The idea started as a passion project when she first started teaching. While in her elementary grade classroom, she introduced a classroom currency system where students earned money, had expenses and ultimately learned basic financial literacy.

When she went back to school for her master’s degree, she worked her ideas into a capstone business class she took. It was noticed.

EconomicsWisconsin awarded her with an Excellence in Teaching award in 2006. Then in 2009, she received a Herb Kohl Fellowship award, denoting excellence in teaching, and then in 2011, she capped off her award portfolio with a Governor’s Award from the Governor’s Council for Financial Literacy.

That’s when her school started reorganizing. She was taken out of elementary school and placed into an English class.

She did that for a while, until last summer. She approached EconomicsWisconsin with the idea to flesh out her courses and start pursuing them. They agreed and she left behind the classroom in September, took two months to develop her programs and is now getting ready to start presenting them.

The collaboration

The three programs are targeted for students from preschool through sixth grade. She then has a separate program for adults raising children from age 4 and up.
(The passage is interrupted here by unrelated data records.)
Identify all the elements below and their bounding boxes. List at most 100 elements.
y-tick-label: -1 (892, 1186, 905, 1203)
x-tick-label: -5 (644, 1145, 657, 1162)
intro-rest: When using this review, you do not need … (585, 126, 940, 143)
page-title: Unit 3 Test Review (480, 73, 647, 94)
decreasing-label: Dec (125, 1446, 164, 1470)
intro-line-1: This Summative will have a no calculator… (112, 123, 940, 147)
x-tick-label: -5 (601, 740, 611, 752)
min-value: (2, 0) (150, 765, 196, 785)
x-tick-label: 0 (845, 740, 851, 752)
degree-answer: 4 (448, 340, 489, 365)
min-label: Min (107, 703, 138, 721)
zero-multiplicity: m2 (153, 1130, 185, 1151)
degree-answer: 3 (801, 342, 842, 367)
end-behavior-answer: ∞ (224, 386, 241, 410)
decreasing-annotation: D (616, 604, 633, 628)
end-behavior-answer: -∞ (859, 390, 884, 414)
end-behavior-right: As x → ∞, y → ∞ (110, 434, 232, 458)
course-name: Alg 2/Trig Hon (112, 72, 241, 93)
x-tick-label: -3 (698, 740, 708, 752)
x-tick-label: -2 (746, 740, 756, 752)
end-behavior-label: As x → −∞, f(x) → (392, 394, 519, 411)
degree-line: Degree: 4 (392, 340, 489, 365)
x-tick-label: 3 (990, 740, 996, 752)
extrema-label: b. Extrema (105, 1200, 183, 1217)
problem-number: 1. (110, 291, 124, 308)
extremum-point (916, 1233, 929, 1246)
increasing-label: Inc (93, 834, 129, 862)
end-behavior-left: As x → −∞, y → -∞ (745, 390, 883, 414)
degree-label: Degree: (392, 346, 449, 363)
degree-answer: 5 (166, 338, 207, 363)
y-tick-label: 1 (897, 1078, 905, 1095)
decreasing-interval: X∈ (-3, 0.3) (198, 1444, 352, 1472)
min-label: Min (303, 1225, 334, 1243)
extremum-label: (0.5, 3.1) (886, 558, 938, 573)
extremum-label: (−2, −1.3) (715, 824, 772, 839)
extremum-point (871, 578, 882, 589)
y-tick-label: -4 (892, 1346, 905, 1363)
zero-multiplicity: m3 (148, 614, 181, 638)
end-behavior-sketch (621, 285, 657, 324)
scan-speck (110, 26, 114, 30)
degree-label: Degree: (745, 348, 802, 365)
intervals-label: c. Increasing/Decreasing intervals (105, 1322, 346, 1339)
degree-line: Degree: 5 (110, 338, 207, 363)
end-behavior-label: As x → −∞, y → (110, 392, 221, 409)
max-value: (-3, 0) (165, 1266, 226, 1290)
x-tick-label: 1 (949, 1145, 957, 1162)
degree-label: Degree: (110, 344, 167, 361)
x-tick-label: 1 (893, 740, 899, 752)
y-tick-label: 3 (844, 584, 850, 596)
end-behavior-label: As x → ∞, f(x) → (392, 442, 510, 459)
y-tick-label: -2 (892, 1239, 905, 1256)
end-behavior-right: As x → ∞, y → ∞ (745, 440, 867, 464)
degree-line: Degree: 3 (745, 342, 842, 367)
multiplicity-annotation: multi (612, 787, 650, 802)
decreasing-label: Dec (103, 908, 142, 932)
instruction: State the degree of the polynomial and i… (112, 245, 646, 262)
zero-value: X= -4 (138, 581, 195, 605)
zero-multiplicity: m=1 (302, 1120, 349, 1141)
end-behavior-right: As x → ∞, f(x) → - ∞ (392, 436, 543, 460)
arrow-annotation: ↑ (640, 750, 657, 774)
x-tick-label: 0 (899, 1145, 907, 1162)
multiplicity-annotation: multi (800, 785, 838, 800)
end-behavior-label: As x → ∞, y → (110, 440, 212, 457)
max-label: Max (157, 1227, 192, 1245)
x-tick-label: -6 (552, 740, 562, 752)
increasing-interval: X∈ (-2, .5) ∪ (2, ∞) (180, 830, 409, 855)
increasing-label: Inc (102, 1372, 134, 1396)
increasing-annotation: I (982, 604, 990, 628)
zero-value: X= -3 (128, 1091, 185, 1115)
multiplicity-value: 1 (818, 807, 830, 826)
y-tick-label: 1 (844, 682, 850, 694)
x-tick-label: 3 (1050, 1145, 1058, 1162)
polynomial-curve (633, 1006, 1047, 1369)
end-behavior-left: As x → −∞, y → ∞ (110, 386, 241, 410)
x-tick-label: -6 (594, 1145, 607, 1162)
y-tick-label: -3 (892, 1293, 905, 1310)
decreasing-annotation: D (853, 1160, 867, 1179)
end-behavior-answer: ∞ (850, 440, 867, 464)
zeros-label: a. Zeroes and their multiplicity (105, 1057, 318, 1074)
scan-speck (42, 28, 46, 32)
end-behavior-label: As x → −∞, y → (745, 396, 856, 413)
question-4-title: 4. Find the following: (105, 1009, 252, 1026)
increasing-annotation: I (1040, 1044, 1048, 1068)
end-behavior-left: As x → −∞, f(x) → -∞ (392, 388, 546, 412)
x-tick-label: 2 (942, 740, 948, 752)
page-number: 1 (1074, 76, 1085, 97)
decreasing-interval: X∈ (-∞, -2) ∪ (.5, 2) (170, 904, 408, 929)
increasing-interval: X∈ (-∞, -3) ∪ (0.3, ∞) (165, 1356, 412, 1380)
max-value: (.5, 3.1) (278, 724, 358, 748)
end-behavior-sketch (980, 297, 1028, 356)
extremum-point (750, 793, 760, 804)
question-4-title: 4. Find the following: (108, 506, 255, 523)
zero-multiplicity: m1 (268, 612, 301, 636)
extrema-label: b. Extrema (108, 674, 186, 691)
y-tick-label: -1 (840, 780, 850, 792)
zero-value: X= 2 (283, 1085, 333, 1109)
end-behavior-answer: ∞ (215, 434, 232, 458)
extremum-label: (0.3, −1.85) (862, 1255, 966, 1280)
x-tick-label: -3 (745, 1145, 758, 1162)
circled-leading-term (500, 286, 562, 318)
But that’s not all Guenther is a part of when it comes to financial literacy and students.

She was approached by a representative of BMO Harris Bank to be a part of their partnership with the Canadian Foundation for Economic Education and their two initiatives, Talk to Your Kids About Money Day and the money fair.

Talk to Your Kids About Money Day is exactly what it sounds like and is set, annually, for the last Wednesday in April. They want parents “to have the talk with their kids,” Guenther said.

The money fair is very similar to the science fair, but instead of solving a scientific problem, students would be given an economic problem to solve.

Both of those things and her Early$tart=Money$mart program are driving Guenther’s ultimate vision: to blend the two programs together and help kids from preschool to high school to understand the importance of money.

“I’d love to see the money fair take off,” Guenther said. “When they were telling me about this I immediately thought it was great. ... If I can see the money fair happen throughout the state of Wisconsin and if I can be a catalyst for any part of it I’d feel really good about that.”

Guenther chose Oconomowoc to be one of the first places she starts her programs.

Guenther calls the Town of Erin her home. She graduated from Oconomowoc High School in 1989 and attended the University of Wisconsin- Eau Claire for her teaching degree. She was a recipient of a scholarship from the Oconomowoc Scholarship Fund and is trying to return the favor by serving the Oconomowoc area with her services “to give back to the community that supported me many years ago,” Guenther said.